Jakże inaczej jawi się jednak ten problem w momencie gdy zamiast do niejasno zdefiniowanej zamożności zaczniemy dążyć do ubóstwa pojmowanego jako minimum tego co nam jest niezbędne aby nie być nieszczęśliwymi.
Ukłony
telemach said:
Errata: powinno być: (…)będący rezultatem dążenia do celów(…)

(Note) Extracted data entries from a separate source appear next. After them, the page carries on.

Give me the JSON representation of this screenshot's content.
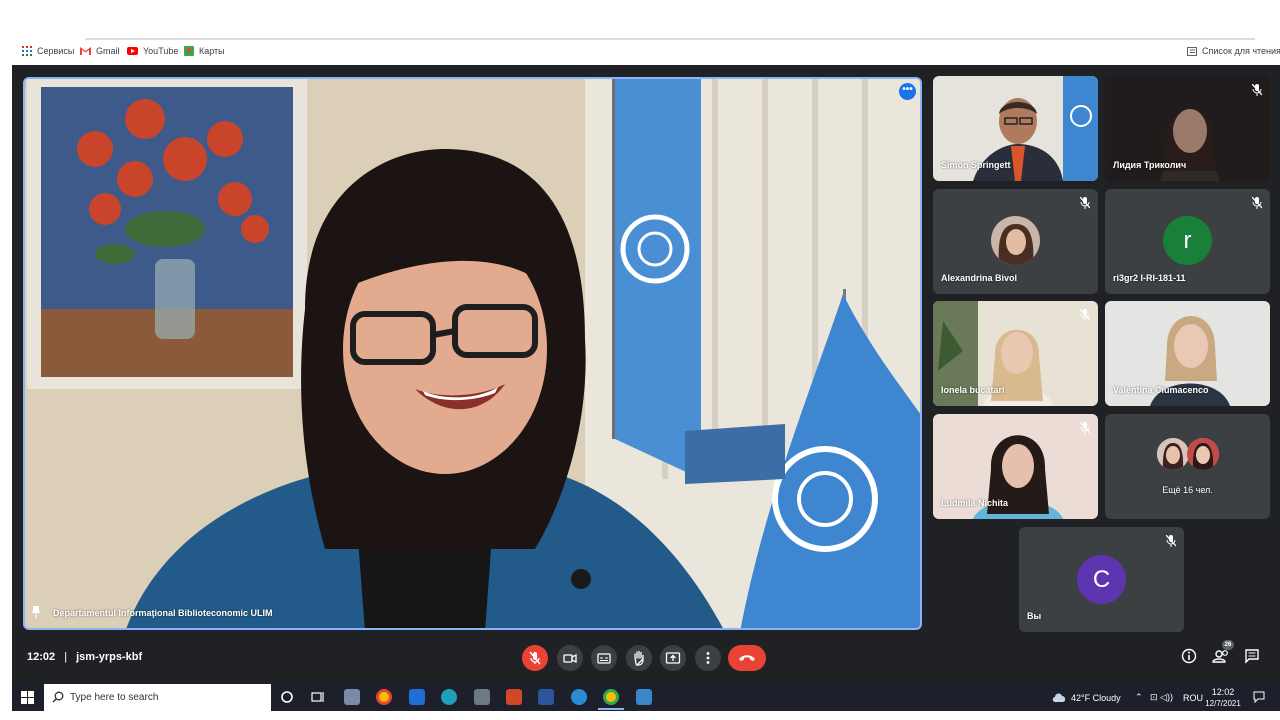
{
  "bookmarks": [
    {
      "label": "Сервисы",
      "icon": "apps-grid-icon"
    },
    {
      "label": "Gmail",
      "icon": "gmail-icon"
    },
    {
      "label": "YouTube",
      "icon": "youtube-icon"
    },
    {
      "label": "Карты",
      "icon": "maps-icon"
    }
  ],
  "reading_list": {
    "label": "Список для чтения",
    "icon": "reading-list-icon"
  },
  "main_speaker": {
    "name": "Departamentul Informaţional Biblioteconomic ULIM"
  },
  "participants": [
    {
      "name": "Simon Springett",
      "muted": false
    },
    {
      "name": "Лидия Триколич",
      "muted": true
    },
    {
      "name": "Alexandrina Bivol",
      "muted": true
    },
    {
      "name": "ri3gr2 I-RI-181-11",
      "muted": true,
      "avatar_letter": "r",
      "avatar_color": "#188038"
    },
    {
      "name": "Ionela bucatari",
      "muted": true
    },
    {
      "name": "Valentina Ciumacenco",
      "muted": false
    },
    {
      "name": "Ludmila Nichita",
      "muted": true
    },
    {
      "name": "Ещё 16 чел."
    },
    {
      "name": "Вы",
      "muted": true,
      "avatar_letter": "C",
      "avatar_color": "#5e35b1"
    }
  ],
  "meeting": {
    "time": "12:02",
    "code": "jsm-yrps-kbf",
    "participant_count": "26"
  },
  "taskbar": {
    "search_placeholder": "Type here to search",
    "weather": "42°F  Cloudy",
    "language": "ROU",
    "clock_time": "12:02",
    "clock_date": "12/7/2021"
  },
  "colors": {
    "meet_bg": "#202124",
    "tile_bg": "#3c4043",
    "accent_blue": "#8ab4f8",
    "end_call_red": "#ea4335"
  }
}
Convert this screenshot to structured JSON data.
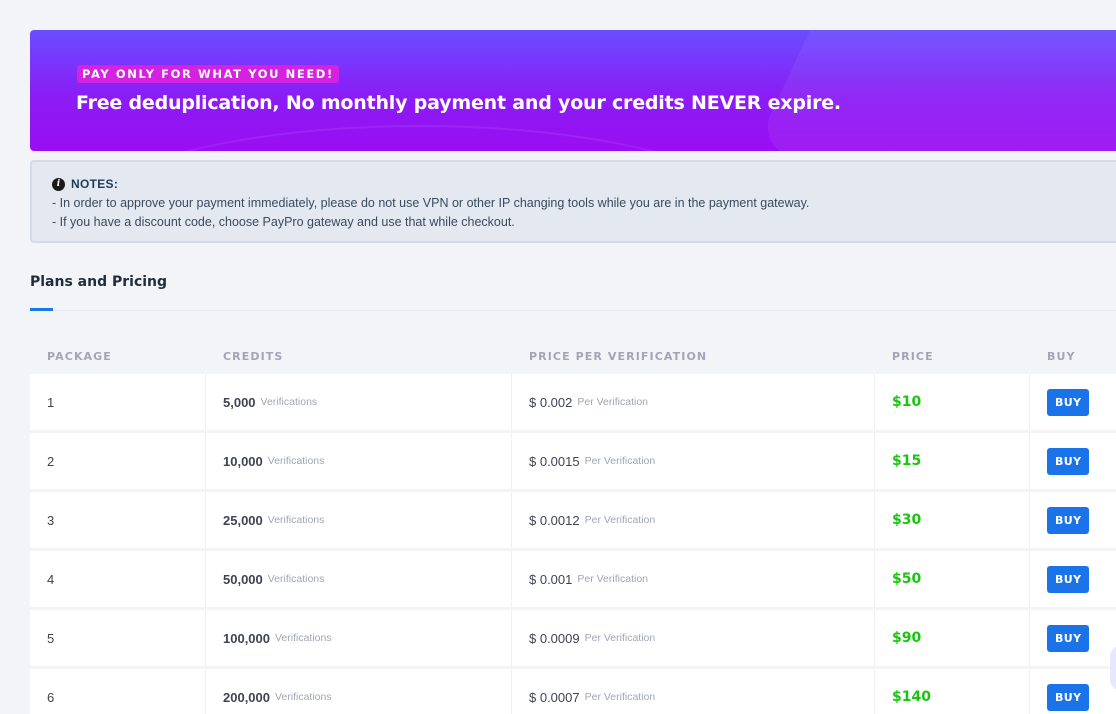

A problem jest istotnie złożony. Bardzo inspirującym jest to miejsce.
Pozdrowienia
T.
Sagitta said:
Heh…Ja mam prosty pogląd na sprawę- uważam, że w tym życiu zasługuję na to co najlepsze… I mówię tu tak o sprawach duchowych, emocjonalnych, jak i materialnych…Bo życie to przygoda, a ja jestem godna wszystkich jego dobrodziejstw. Domku jednorodzinnego, samochodu i wczasów w Egipcie też…
🙂
Sagitta said:
ps. A że czuję się prawie właścicielką tego domku i samochodu- mam wrażenie, że rzeczywistość po prostu dopasuje się do moich odczuć. Wielokrotnie ta metoda działała- tylko, że wcześniej robiłam to nieświadomie i oczekiwałam „złych” rzeczy…. No cóż.
Czas na zmiany!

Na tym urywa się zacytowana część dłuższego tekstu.